Un niño de dos años permanece internado en el Hospital de Niños Zona Norte tras detectar presencia de cocaína en un análisis de orina, lo que generó preocupación en Rosario. El hallazgo se produjo después de que el menor hubiera pasado varias horas al cuidado de su padre.
La madre del niño, Luciana, de 21 años, contó los hechos desde la puerta del hospital, acompañada por la tía del menor, Yamila. Según su relato, el chico pasó el fin de semana con el padre, con quien Luciana está separada; ella afirma que él consume drogas. El hombre se llevó al niño el viernes con el compromiso de devolverlo al día siguiente, pero no cumplió y lo entregó recién el domingo por la noche tras varias demoras.
Al recibir al menor, la madre advirtió signos inusuales: lo trajo solo con el pañal, aparentemente recién bañado y frío, y el niño mostraba llanto, letargo, desorientación y agresividad. Luciana sostuvo que esa conducta no se corresponde con el temperamento habitual del niño, que suele estar contento.
Ante el estado alterado del menor, la familia materna manifestó su preocupación y la madre decidió llevarlo inmediatamente al Hospital de Niños Zona Norte. Allí el equipo médico realizó una evaluación; no se hallaron indicios de abuso físico, pero se ordenó un análisis de orina para investigar otras posibles causas del comportamiento.
Según relataron Luciana y Yamila, el análisis arrojó resultado positivo para cocaína.
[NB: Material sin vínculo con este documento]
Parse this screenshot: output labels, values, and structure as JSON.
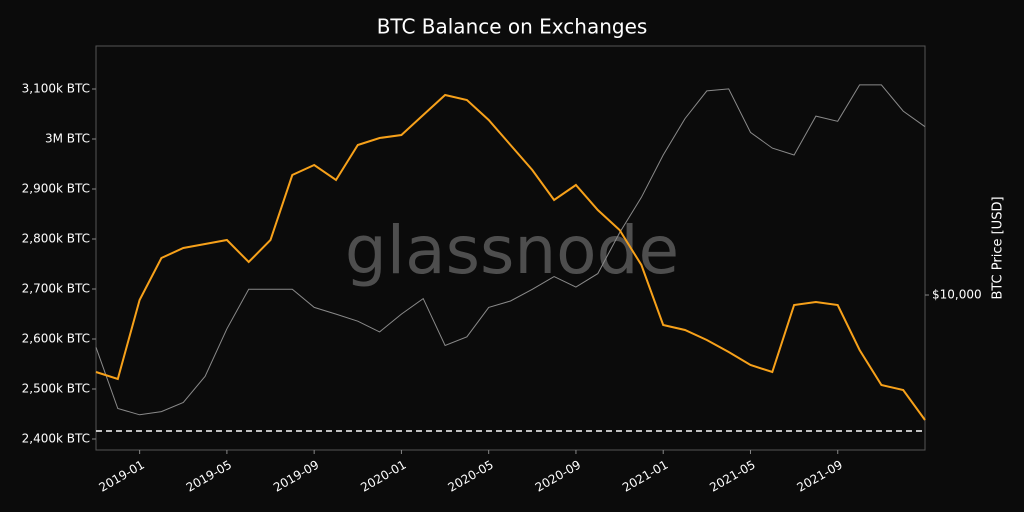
{
  "chart_data": {
    "type": "line",
    "title": "BTC Balance on Exchanges",
    "y2label": "BTC Price [USD]",
    "watermark": "glassnode",
    "x": [
      "2018-11",
      "2018-12",
      "2019-01",
      "2019-02",
      "2019-03",
      "2019-04",
      "2019-05",
      "2019-06",
      "2019-07",
      "2019-08",
      "2019-09",
      "2019-10",
      "2019-11",
      "2019-12",
      "2020-01",
      "2020-02",
      "2020-03",
      "2020-04",
      "2020-05",
      "2020-06",
      "2020-07",
      "2020-08",
      "2020-09",
      "2020-10",
      "2020-11",
      "2020-12",
      "2021-01",
      "2021-02",
      "2021-03",
      "2021-04",
      "2021-05",
      "2021-06",
      "2021-07",
      "2021-08",
      "2021-09",
      "2021-10",
      "2021-11",
      "2021-12",
      "2022-01"
    ],
    "xlim": [
      "2018-11",
      "2022-01"
    ],
    "xticks": [
      "2019-01",
      "2019-05",
      "2019-09",
      "2020-01",
      "2020-05",
      "2020-09",
      "2021-01",
      "2021-05",
      "2021-09"
    ],
    "ylim": [
      2378000,
      3186000
    ],
    "yticks": [
      {
        "value": 2400000,
        "label": "2,400k BTC"
      },
      {
        "value": 2500000,
        "label": "2,500k BTC"
      },
      {
        "value": 2600000,
        "label": "2,600k BTC"
      },
      {
        "value": 2700000,
        "label": "2,700k BTC"
      },
      {
        "value": 2800000,
        "label": "2,800k BTC"
      },
      {
        "value": 2900000,
        "label": "2,900k BTC"
      },
      {
        "value": 3000000,
        "label": "3M BTC"
      },
      {
        "value": 3100000,
        "label": "3,100k BTC"
      }
    ],
    "y2lim": [
      2667,
      83600
    ],
    "y2scale": "log",
    "y2ticks": [
      {
        "value": 10000,
        "label": "$10,000"
      }
    ],
    "reference_line": {
      "value": 2416000,
      "color": "#ffffff",
      "style": "dashed"
    },
    "series": [
      {
        "color": "#f7a11a",
        "values": [
          2534000,
          2520000,
          2678000,
          2762000,
          2782000,
          2790000,
          2798000,
          2754000,
          2798000,
          2928000,
          2948000,
          2918000,
          2988000,
          3002000,
          3008000,
          3048000,
          3088000,
          3078000,
          3038000,
          2988000,
          2938000,
          2878000,
          2908000,
          2858000,
          2818000,
          2748000,
          2628000,
          2618000,
          2598000,
          2574000,
          2548000,
          2534000,
          2668000,
          2674000,
          2668000,
          2578000,
          2508000,
          2498000,
          2438000
        ]
      },
      {
        "color": "#8a8a8a",
        "axis": "y2",
        "values": [
          6400,
          3800,
          3600,
          3700,
          4000,
          5000,
          7500,
          10500,
          10500,
          10500,
          9000,
          8500,
          8000,
          7300,
          8500,
          9700,
          6500,
          7000,
          9000,
          9500,
          10500,
          11700,
          10700,
          12000,
          17000,
          23000,
          33000,
          45000,
          57000,
          58000,
          40000,
          35000,
          33000,
          46000,
          44000,
          60000,
          60000,
          48000,
          42000
        ]
      }
    ]
  }
}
Ante ese diagnóstico, los profesionales mantuvieron al niño en observación. La madre afirmó que, en una conversación posterior, el padre habría reconocido que el menor no lo dejó dormir durante la noche y habría admitido administrarle la sustancia supuestamente para calmarlo; también dijo que lo bañó con agua fría en un intento por tranquilizarlo.
Durante la jornada, la madre informó que el niño seguía en la sala de observación: “Se levantó hace un rato, comió y se volvió a dormir”. La familia aguardaba la llegada de personal de la comisaría novena al hospital para radicar la denuncia y avanzar con las actuaciones judiciales.
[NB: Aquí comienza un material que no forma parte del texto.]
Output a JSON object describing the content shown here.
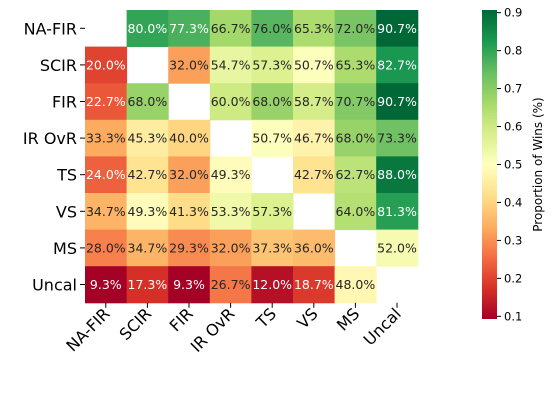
{
  "chart_data": {
    "type": "heatmap",
    "rows": [
      "NA-FIR",
      "SCIR",
      "FIR",
      "IR OvR",
      "TS",
      "VS",
      "MS",
      "Uncal"
    ],
    "columns": [
      "NA-FIR",
      "SCIR",
      "FIR",
      "IR OvR",
      "TS",
      "VS",
      "MS",
      "Uncal"
    ],
    "values": [
      [
        null,
        80.0,
        77.3,
        66.7,
        76.0,
        65.3,
        72.0,
        90.7
      ],
      [
        20.0,
        null,
        32.0,
        54.7,
        57.3,
        50.7,
        65.3,
        82.7
      ],
      [
        22.7,
        68.0,
        null,
        60.0,
        68.0,
        58.7,
        70.7,
        90.7
      ],
      [
        33.3,
        45.3,
        40.0,
        null,
        50.7,
        46.7,
        68.0,
        73.3
      ],
      [
        24.0,
        42.7,
        32.0,
        49.3,
        null,
        42.7,
        62.7,
        88.0
      ],
      [
        34.7,
        49.3,
        41.3,
        53.3,
        57.3,
        null,
        64.0,
        81.3
      ],
      [
        28.0,
        34.7,
        29.3,
        32.0,
        37.3,
        36.0,
        null,
        52.0
      ],
      [
        9.3,
        17.3,
        9.3,
        26.7,
        12.0,
        18.7,
        48.0,
        null
      ]
    ],
    "colormap": "RdYlGn",
    "colorbar": {
      "label": "Proportion of Wins (%)",
      "min": 0.093,
      "max": 0.907,
      "ticks": [
        "0.1",
        "0.2",
        "0.3",
        "0.4",
        "0.5",
        "0.6",
        "0.7",
        "0.8",
        "0.9"
      ]
    },
    "value_suffix": "%"
  }
}
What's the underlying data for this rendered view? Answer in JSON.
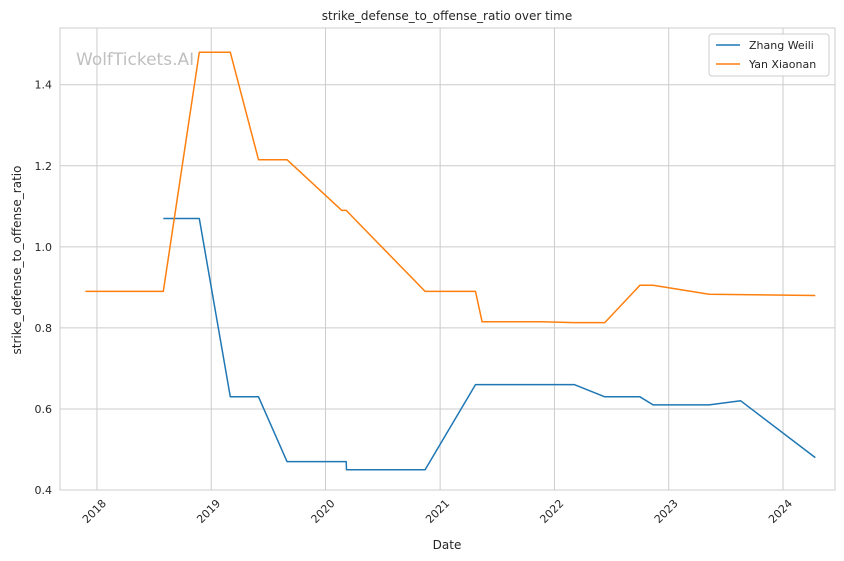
{
  "chart_data": {
    "type": "line",
    "title": "strike_defense_to_offense_ratio over time",
    "xlabel": "Date",
    "ylabel": "strike_defense_to_offense_ratio",
    "watermark": "WolfTickets.AI",
    "ylim": [
      0.4,
      1.54
    ],
    "xlim": [
      "2017-09-05",
      "2024-06-15"
    ],
    "yticks": [
      0.4,
      0.6,
      0.8,
      1.0,
      1.2,
      1.4
    ],
    "ytick_labels": [
      "0.4",
      "0.6",
      "0.8",
      "1.0",
      "1.2",
      "1.4"
    ],
    "xticks": [
      "2018-01-01",
      "2019-01-01",
      "2020-01-01",
      "2021-01-01",
      "2022-01-01",
      "2023-01-01",
      "2024-01-01"
    ],
    "xtick_labels": [
      "2018",
      "2019",
      "2020",
      "2021",
      "2022",
      "2023",
      "2024"
    ],
    "grid": true,
    "legend_position": "top-right",
    "series": [
      {
        "name": "Zhang Weili",
        "color": "#1f77b4",
        "x": [
          "2018-08-01",
          "2018-11-24",
          "2019-03-03",
          "2019-06-01",
          "2019-08-31",
          "2020-03-07",
          "2020-03-08",
          "2020-11-14",
          "2021-04-24",
          "2022-03-05",
          "2022-06-11",
          "2022-10-01",
          "2022-11-12",
          "2023-05-10",
          "2023-08-19",
          "2024-04-13"
        ],
        "y": [
          1.07,
          1.07,
          0.63,
          0.63,
          0.47,
          0.47,
          0.45,
          0.45,
          0.66,
          0.66,
          0.63,
          0.63,
          0.61,
          0.61,
          0.62,
          0.48
        ]
      },
      {
        "name": "Yan Xiaonan",
        "color": "#ff7f0e",
        "x": [
          "2017-11-25",
          "2018-08-01",
          "2018-11-24",
          "2019-03-03",
          "2019-06-01",
          "2019-08-31",
          "2020-02-22",
          "2020-03-07",
          "2020-11-14",
          "2021-04-24",
          "2021-05-15",
          "2021-11-20",
          "2022-03-05",
          "2022-06-11",
          "2022-10-01",
          "2022-11-12",
          "2023-05-10",
          "2024-04-13"
        ],
        "y": [
          0.89,
          0.89,
          1.48,
          1.48,
          1.215,
          1.215,
          1.09,
          1.09,
          0.89,
          0.89,
          0.815,
          0.815,
          0.813,
          0.813,
          0.905,
          0.905,
          0.883,
          0.88
        ]
      }
    ]
  }
}
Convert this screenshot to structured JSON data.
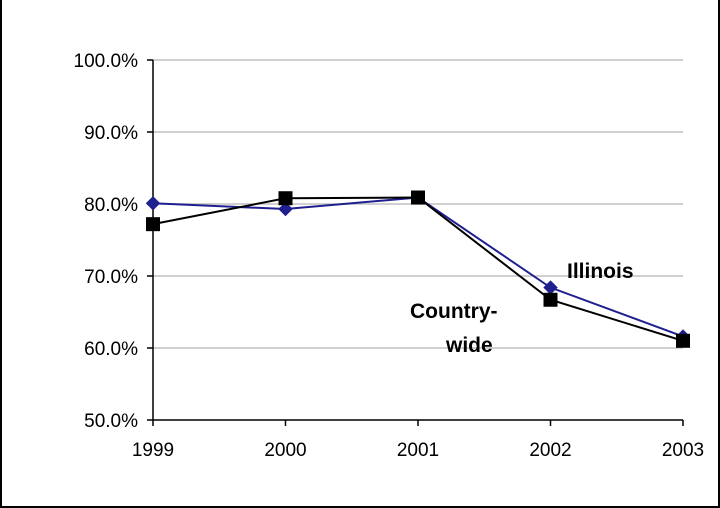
{
  "chart_data": {
    "type": "line",
    "x": [
      "1999",
      "2000",
      "2001",
      "2002",
      "2003"
    ],
    "ylim": [
      0.5,
      1.0
    ],
    "yticks": [
      0.5,
      0.6,
      0.7,
      0.8,
      0.9,
      1.0
    ],
    "ytick_labels": [
      "50.0%",
      "60.0%",
      "70.0%",
      "80.0%",
      "90.0%",
      "100.0%"
    ],
    "grid": "horizontal",
    "series": [
      {
        "name": "Illinois",
        "values": [
          0.801,
          0.793,
          0.809,
          0.684,
          0.616
        ],
        "color": "#1f1f8f",
        "marker": "diamond"
      },
      {
        "name": "Country-wide",
        "label_lines": [
          "Country-",
          "wide"
        ],
        "values": [
          0.772,
          0.808,
          0.809,
          0.667,
          0.61
        ],
        "color": "#000000",
        "marker": "square"
      }
    ],
    "colors": {
      "grid": "#c0c0c0",
      "axis": "#000000"
    }
  }
}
La denuncia formal y los resultados definitivos de los análisis toxicológicos serán determinantes para el curso del caso. La intervención de la Justicia y de los organismos especializados en niñez será clave para proteger al menor y definir posibles medidas sobre el régimen de visitas y la responsabilidad parental.
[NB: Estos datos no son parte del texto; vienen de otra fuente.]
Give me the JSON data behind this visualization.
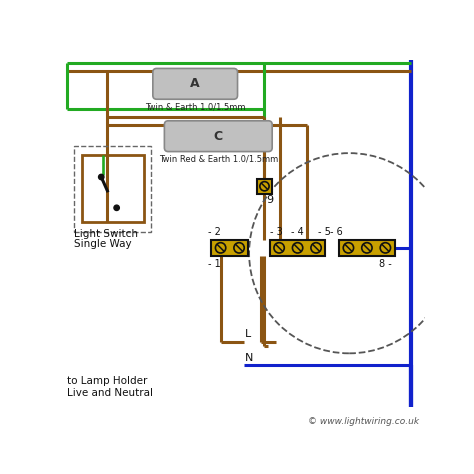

En enero, en la provincia de Córdoba, se detectó cocaína en una recién nacida en el Hospital Regional José Antonio Ceballos de Bell Ville, lo que motivó la activación inmediata de los protocolos médicos, legales y sociales previstos para estos casos.
En ese episodio, la madre había sido sometida a controles de rutina tras el parto y los análisis toxicológicos personales arrojaron resultado positivo; por ello se realizaron pruebas a la recién nacida, que confirmaron la presencia de la misma sustancia.
Los especialistas subrayan que la intervención temprana busca reducir posibles secuelas, ya que la cocaína atraviesa la placenta y expone al feto durante el embarazo. En el caso de Bell Ville, el equipo de neonatología aumentó los controles médicos y la menor recibió atención adaptada a su situación clínica.